Back to the question of "cool things about perl6"- after showing some
of the extended syntax and its expressiveness, put up a slide saying
"it's still Perl".

Show that much of the basics still work:
> my @x=('a' .. 'z'); @x[3,4]=qw(DeeDee Ramone);
  say @x.splice(2,4).join(',')
c,DeeDee,Ramone,f

the splice and join as methods instead of subs is different in p6 then
p5 but should still look familiar. And if that is too harsh there's

"use v5"

so one can use the old syntax, if there's a want or need to.
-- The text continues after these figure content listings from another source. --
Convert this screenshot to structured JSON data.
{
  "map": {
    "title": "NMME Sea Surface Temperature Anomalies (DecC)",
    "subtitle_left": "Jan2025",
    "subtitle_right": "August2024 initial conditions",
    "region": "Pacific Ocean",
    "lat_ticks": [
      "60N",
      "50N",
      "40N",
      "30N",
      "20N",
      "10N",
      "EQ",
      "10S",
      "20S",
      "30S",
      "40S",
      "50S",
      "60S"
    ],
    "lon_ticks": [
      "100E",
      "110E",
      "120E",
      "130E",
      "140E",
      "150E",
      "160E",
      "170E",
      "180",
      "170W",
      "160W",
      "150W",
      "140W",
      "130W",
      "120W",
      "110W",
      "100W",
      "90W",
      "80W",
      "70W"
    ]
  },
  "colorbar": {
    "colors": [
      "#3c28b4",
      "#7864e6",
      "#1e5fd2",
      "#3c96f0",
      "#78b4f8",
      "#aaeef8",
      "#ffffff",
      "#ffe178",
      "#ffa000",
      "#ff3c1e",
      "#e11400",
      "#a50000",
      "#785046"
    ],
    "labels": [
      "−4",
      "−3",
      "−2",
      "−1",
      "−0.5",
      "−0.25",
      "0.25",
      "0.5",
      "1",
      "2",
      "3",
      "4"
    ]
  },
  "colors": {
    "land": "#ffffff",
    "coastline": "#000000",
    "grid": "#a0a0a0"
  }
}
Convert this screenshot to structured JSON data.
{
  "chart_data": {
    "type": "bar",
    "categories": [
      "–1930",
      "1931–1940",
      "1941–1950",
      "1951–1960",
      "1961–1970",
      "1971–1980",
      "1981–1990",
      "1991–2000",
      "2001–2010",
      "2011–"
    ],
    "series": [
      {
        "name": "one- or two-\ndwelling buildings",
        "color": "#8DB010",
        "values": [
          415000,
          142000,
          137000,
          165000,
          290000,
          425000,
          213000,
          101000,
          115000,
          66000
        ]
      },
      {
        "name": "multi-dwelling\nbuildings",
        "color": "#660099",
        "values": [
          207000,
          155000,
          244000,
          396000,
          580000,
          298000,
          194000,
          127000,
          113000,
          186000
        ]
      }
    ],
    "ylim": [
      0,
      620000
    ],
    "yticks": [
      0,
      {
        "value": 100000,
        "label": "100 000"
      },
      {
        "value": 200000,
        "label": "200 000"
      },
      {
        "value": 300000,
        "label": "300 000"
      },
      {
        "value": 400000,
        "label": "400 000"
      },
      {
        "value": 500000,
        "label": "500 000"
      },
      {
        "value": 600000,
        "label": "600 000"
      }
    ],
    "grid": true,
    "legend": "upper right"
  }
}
The real benefit/amazing thing about perl6's back-compatibility is the
ability to still use the substantial mass of code libraries in cpan-

use Catalyst;

Huge plus there!

It's good to show/remind people that their investment in perl is still
valid when they pick up perl v6. That's one of the amazing things.
IMHO, it is really cool that the perl6 specs mandate that older perl
modules will work... just as I was happy that perl 5.0 let me use my
old perl 4 packages, with single quotes instead of "::" and all...

I'd also like to help "nip in the bud" a tendency to view perl v6 as a
different language from perl v5. Along those lines, might be worth
mentioning how perl 6 is already leaking into perl 5.10+, things such
as "say", the smart-match operator "~~", and various cpan modules that
implement perl v6 features like gather/take in perl v5.